'September Issue' Reveals Real Anna Wintour: Does the 'Devil' Have a Heart?

"The September Issue," in theaters today, reveals what really happens at Vogue.

ByABC News
August 27, 2009, 6:02 PM

Aug. 28, 2009 — -- She's been called an ice queen, an alien and most notably, the devil that inspired Meryl Streep's frosty turn in "The Devil Wears Prada."

But according to the director of a new documentary, demonizing "Vogue" editor-in-chief Anna Wintour is so 2006.

"This is the real Anna Wintour," said R.J. Cutler of her depiction in "The September Issue," the film he directed about the meticulous making of "Vogue's" behemoth September 2007 edition.

Cutler condenses eight months of behind-the-scenes footage into a 90-minute fashion porn with Wintour, 59, serving as the immaculately dressed star. From New York to Paris and back again, he sought the answer to his central question -- who is Anna Wintour?

In keeping with her fictional versions, Wintour is unapologetically chilly. (Cutler called her corner office a "freezer of efficiency.") She subsists on Starbucks and reserves eye contact for a precious few, excluding even world-famous designers like Oscar de la Renta. She reduces her most amiable staffers to dramatic lamentations ("I want to kill myself!") and she isn't shy about her politically incorrect love of fur.

Not so fast.

Behind the ubiquitous bob and dark designer shades, Cutler claims he discovered - gasp! – a human being.

He said: "She's a mom and a boss and a business leader and a daughter… all rolled into one."

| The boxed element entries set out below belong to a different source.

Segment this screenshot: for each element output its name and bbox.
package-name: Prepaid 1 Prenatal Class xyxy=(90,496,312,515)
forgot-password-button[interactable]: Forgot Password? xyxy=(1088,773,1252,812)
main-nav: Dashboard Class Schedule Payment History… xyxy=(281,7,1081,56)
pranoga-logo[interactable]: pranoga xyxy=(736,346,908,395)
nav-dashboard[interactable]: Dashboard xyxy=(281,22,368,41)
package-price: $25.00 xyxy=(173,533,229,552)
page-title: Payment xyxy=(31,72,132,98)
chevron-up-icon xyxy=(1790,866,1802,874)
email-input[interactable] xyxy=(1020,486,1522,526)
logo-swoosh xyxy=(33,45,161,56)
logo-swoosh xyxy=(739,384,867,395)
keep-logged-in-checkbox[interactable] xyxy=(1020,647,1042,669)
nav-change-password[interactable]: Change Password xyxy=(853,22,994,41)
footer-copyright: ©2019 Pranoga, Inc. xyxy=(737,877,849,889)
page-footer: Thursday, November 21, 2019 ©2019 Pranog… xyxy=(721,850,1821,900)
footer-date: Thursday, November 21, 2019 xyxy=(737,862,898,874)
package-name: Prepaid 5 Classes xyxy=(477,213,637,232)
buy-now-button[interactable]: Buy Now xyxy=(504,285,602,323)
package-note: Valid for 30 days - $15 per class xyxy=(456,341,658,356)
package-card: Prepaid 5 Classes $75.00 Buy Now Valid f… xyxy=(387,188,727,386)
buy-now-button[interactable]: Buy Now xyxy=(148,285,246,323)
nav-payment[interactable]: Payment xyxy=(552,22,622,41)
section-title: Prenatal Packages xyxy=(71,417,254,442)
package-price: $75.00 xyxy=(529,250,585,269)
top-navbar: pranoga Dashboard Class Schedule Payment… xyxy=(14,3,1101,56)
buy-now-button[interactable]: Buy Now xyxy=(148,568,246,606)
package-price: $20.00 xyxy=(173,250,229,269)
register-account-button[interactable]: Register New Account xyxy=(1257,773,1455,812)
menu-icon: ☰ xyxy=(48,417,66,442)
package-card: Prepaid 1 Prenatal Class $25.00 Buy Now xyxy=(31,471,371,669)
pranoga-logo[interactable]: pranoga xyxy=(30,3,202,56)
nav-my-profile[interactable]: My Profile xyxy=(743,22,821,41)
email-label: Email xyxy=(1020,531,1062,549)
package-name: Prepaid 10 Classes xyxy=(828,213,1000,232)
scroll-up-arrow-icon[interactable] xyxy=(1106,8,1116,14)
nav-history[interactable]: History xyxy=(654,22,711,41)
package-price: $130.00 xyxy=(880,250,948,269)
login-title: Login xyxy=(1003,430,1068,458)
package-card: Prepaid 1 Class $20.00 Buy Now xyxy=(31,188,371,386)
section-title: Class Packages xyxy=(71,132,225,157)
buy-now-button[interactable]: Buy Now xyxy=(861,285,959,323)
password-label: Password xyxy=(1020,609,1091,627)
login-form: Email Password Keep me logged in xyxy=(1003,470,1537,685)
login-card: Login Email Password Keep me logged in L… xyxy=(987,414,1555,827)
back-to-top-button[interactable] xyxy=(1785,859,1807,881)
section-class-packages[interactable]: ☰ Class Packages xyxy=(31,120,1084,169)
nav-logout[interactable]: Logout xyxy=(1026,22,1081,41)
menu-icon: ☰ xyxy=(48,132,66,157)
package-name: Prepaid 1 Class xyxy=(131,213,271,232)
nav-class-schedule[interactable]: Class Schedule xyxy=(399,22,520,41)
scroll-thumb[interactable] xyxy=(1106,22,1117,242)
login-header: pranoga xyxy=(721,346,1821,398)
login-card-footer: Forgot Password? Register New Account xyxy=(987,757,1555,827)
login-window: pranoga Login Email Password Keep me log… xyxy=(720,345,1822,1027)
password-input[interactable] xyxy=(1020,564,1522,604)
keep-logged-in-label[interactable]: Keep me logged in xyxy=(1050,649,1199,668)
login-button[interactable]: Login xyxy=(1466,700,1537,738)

Indeed, during candid moments of "The September Issue," single mom Wintour is seen at home, dressed down in a Lacoste polo shirt, poring over back issues of "Vogue" with her college-age daughter, Bee Shaffer. Wintour appears as wounded as your average parent when Shaffer wrinkles her nose at the family business, saying she wants to pursue law instead.

"She wants me to be an editor … but I just don't want to take it too seriously," Shaffer said of fashion. "It's really amusing … but if that's your career, there are other things out there, seriously."